O primeiro discurso transmitido ao vivo, em 13.6.2958, foi um sucesso. Ele se recusara a usar maquiagem e todas as suas rugas e manchas foram ressaltadas. Usava óculos de grossas lentes e olhava para o texto, não para a câmera. Marcel Bleustein-Blanchet, magnata da publicidade, assistiu horrorizado. Foi chamado pelo Elise para conversar com De Gaulle. Este foi bem objetivo: “Parece que fui mal na televisão”. “Muito mal, General”, foi a resposta.

De Gaulle aprendeu rápido. Na segunda aparição, em 27 de junho, havia decorado o texto. Sem óculos, olhava diretamente para a câmera. Passou a ter aulas com um ator da Comédie-Française e contratou os serviços do maior maquiador da França, Charles Koubesserian, que trabalhava também para Brigitte Bardot.
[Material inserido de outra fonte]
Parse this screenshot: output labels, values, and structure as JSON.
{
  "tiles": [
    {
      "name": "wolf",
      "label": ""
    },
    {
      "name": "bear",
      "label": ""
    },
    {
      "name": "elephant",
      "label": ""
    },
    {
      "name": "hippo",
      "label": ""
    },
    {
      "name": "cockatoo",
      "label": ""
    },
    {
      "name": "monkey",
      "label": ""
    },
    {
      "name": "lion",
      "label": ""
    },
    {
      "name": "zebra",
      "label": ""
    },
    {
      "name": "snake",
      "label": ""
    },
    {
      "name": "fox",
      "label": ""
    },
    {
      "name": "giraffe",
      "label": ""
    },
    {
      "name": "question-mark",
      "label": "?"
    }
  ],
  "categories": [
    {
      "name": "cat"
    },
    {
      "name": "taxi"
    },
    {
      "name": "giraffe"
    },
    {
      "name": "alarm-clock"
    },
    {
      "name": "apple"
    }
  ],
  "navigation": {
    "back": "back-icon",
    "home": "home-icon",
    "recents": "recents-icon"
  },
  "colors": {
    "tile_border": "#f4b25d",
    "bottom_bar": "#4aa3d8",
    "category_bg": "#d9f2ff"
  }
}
Tornou-se um intérprete brilhante. Durante a Guerra da Argélia, entre 1958 e 1962, falou para a nação trinta e uma vezes pela televisão. Duas das intervenções mais espetaculares foram obras-primas de retórica performática: a Semana das Barricadas e o golpe fracassado de abril de 1961. A eficiência de sua comunicação consistia em fazer, de cada discurso, um encontro pessoal entre os franceses e ele. “Françaises, français, aidez-moi!”. Francesas, franceses, ajudai-me! “Vocês podem ver a importância do “sim” que peço a cada um de vocês”. Ou : “E aqui estamos juntos novamente”.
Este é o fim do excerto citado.